Total construction output is now only forecast to grow by 1.1% in 2025 and 2.8% in 2026, which is a significant revision down from the 1.9% in 2025 and 3.7% in 2026 in the previous forecast.

The Construction Products Association’s Autumn Forecasts, published today (Monday 27 October), reveal that growth expectations for construction output have been revised substantially down amid growing risks and uncertainty surrounding the government’s impending tax rises in the Autumn Budget and their impact on the wider UK economy.  Total construction output is now only forecast to grow by 1.1% in 2025 and 2.8% in 2026, which is a significant revision down from the 1.9% in 2025 and 3.7% in 2026 in the previous forecast.  

Firms from across the construction supply chain are reporting that activity has slowed since the Spring, particularly in private housing, infrastructure roads, and commercial new build offices. Confidence among homebuyers, homeowners, and investors is weak; this has been exacerbated by uncertainty over the upcoming Autumn Budget and who will bear the brunt of the inevitable tax increases and potential spending cuts. The CPA has taken account of the pre-Budget uncertainty in its latest forecasts but, like all economic forecasters, will not be able to take account of the tax rises and spending cuts until they are confirmed on
26 November.

In private housing, which is the largest sector of construction, output is forecast to rise by 2.0% in 2025 and 4.0% in 2026, a revision down from the previous forecast of 4.0% in 2025 and 7.0% in 2026. After large falls in demand between 2022 and 2024, house builders continue to highlight that demand and affordability remain the biggest challenges in areas of the country where house prices are higher, even as interest and mortgage rates have fallen.
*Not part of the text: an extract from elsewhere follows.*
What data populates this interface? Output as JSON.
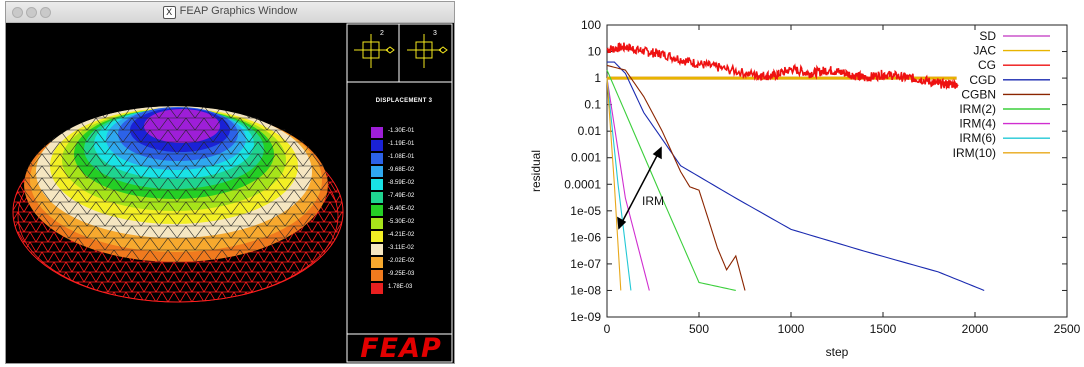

Conversely, in parts of the country in which house prices are more affordable, site viability is a key problem due to the long list of additional costs that government continues to add to house building. In addition, high-rise developers continue to suffer from delays at Gateways 2 and 3, both for new build and changes in use from commercial developments to residential flats.

In private housing repair, maintenance and improvement (rm&i), despite sustained real wage growth, many households have continued to save rather than spend given the scarring effects of the ‘cost of living’ crisis. A sustained recovery in private housing rm&i will only occur when homeowners felt confident enough to commit to large, discretionary spending such as home extensions and renovations. This is unlikely to be before the Autumn Budget, given uncertainty over whether households will face tax increases, which suggests a recovery from Spring 2026 at the earliest. Furthermore, this would be delayed further if Budget tax rises affect homeowners. Some energy-efficiency retrofits, such as heat pumps and solar photovoltaics, subsidised by government, and essential fire safety remediation work, continue to be relatively strong small niches within the sector but overall, private housing rm&i output is expected to now remain flat in 2025 and only rise by 2.0% in 2026. Furthermore, risks to the sector remain on the downside.

In infrastructure, output is expected to rise by 1.9% in 2025 and 4.4% in 2026. However, there is a large variation in fortunes across the sector. Water & sewerage, as well as energy generation and distribution, are set to become key drivers of growth next year as activity ramps up under record investment plans. In contrast, road spending is expected to decline over the next few years as the next Road Investment Strategy (RIS) is not only delayed but headline funding has been cut compared to the previous RIS2. In rail, there are rising concerns regarding whether the government’s HS2 ‘reset’ may lead to delays going forward, whilst question marks continue over when major projects such as Euston station will commence given the intention for it to be privately financed.

CPA Head of Construction Research, Rebecca Larkin, said: “The pickup in construction activity that had been expected at the start of the year has not materialised as uncertainty continues to hold back house purchases, home improvements spending and private sector investment decisions. The risks and uncertainties around the impact of impending tax rises in the Autumn Budget in November have only intensified and this is likely to leave households and businesses holding off spending and investment for longer, and limit demand in the largest construction sectors.

“The effects of pre-Budget uncertainty are being felt now but the impact of the Budget tax rises will be felt most strongly as we head into 2026. Currently, the forecast is for 2.8% growth in construction output next year, primarily driven by public sector construction, infrastructure and house building. However, the extent of the government’s tax rises and spending cuts, and who bears the brunt of them, will heavily determine whether 2026 is a year of growth or contraction for the industry.”